I recently read an article in the Economist about the ‘Productivity Problem’ and how the UK’s productivity is 20% below the average of other nations in the G7. It got me thinking about what solutions there are to fix this problem. Productivity is a measure of the efficiency of factors of production. Supply side policies are policies, which are used in order to increase aggregate supply. These can be used to improve or increase the factors of production, hence increasing the UK’s productivity.

One example of a supply side policy might be to improve education and training, as this will result in workers becoming more productive as they have an improved skill set and will hence provide a higher quality of labour. However, it must be understood that this is not a policy that can have an effect overnight, as there will be an inevitable implementation lag for new training and education schemes to be designed and for these to significantly improve the quality of labour, it may take more than one economic cycle. Furthermore this is a very expensive project for the government so you would have to consider the opportunity cost and whether the government spending could be put to better use like an alternative supply side or even demand side policy.

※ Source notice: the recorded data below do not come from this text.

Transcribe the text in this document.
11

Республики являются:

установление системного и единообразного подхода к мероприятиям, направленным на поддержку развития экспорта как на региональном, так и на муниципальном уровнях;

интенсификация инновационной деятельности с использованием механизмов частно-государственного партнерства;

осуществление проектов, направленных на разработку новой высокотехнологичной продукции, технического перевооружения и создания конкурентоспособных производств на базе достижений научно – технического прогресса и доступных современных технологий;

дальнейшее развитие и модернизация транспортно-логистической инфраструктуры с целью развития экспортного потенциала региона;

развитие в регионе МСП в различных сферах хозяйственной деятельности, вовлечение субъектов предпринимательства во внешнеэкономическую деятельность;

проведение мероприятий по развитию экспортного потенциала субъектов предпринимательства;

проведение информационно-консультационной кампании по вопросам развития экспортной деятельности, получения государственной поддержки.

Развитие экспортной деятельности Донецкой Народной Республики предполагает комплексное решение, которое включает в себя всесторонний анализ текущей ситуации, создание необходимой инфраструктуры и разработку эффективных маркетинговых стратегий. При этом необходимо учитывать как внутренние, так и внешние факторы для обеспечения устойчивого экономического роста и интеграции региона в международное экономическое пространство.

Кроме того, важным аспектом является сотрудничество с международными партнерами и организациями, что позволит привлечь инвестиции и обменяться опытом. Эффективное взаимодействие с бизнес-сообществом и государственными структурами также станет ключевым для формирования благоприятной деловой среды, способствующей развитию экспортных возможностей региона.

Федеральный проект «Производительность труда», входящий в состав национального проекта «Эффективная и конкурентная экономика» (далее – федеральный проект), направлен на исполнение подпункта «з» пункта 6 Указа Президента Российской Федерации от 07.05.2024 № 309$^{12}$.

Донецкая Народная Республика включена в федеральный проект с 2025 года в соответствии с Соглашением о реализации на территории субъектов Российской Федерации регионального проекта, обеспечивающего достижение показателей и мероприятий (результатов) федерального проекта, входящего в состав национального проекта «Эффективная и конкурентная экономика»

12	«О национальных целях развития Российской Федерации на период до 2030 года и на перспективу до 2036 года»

Another supply side policy that can be implemented by the government could be introducing a reduction in income tax. This would be effective in increasing the quantity of labour as this would act as an incentive for potential workers to get into the labour force, as they will be encouraged by the idea of having to pay less tax. This increase in the quantity of workers will result in productivity in different industries increasing as there will be more workers for the same projects. However this policy will be more effective if there is equal attention into fiscal policies that increase aggregate demand in order to keep the level of capacity utilisation high.

Another policy that could be done by the government is to abolish the minimum wage as this can reduce the cost of production for firms as it is argued that minimum wages fix wages in the labour market above the equilibrium wage rate, which causes excess supply and therefore inefficiency. Getting rid of the minimum wage will bring wages back down to the equilibrium wage rates in the economy, which therefore reduces the cost of production for firms, which makes the labour market more efficient and therefore increases the productive capacity of the UK economy. However, although this may increase the efficiency of the labour market, it may result in the quantity of labour being reduced, as the lower wages will put off workers from accepting the jobs as they may feel that they are not being paid enough.

Can fear define an economy?

Behavioural economics is an aspect of economics, where elements of psychology are added to traditional mathematical models in order to better understand decision-making. I have become fascinated by these studies and have recently read many books regarding different behavioural economic researches. Economics is a study of understanding the choices individuals within an industry make and I believe taking into account emotions is a pivotal aspect in making economic predictions.

Lets look into the issue of fear within economics. It can’t be denied that the fear of future global events and economic history influence economic decision-making. A main cause of fear within an economy is uncertainty as handling large sums of money is not made easier when events occurring in the global economy make it hard to predict what will happen. That is one of the main concerns of Brexit, the uncertainty.

Hysteresis is an idea that can show the impact of fear on consumer behaviour. Hysteresis is when people are influenced by events in the past. Even if circumstances are different in the present and there is strong evidence of improvements from past events, this still remains a strong influencing point within people making economic decisions. One study I did which seemed to support this theory is the fluctuation of demand for inferior goods within an economy.

An inferior good is a good a consumer would demand less off if their income level increased. Examples of companies that operate for the sale of inferior goods are Primark and Poundland. Traditionally, companies selling inferior goods would see an increase in sales during times of recession and a fall in demand during strong periods of economic activity. However, recent research I did into businesses that fall under this category suggested signs of continued growth even during this period of recovery since the 2008 recession.

Companies like Primark and Sports Direct have continued to see exponential growth post the recession, which contradicts past trends. I believe the theory of hysteresis can be argued as a cause of this. Consumers who may have lost money during the 2008 recession may be incentivised to spend their money more carefully and purchase goods from these companies in fear of another recession occurring.

The issue of fear is a very real problem in economics and it is one that must be taken into account when studying economic trends. It’s important to view things from a consumer’s view, who may have inadequate information about things occurring in their economy (inflation rates, economy growth rates etc). When fear influences an individual’s decisions, it can contradict any mathematical model that has solely been formulated off past trends, essentially altering the way we have been looking at an aspect of economics.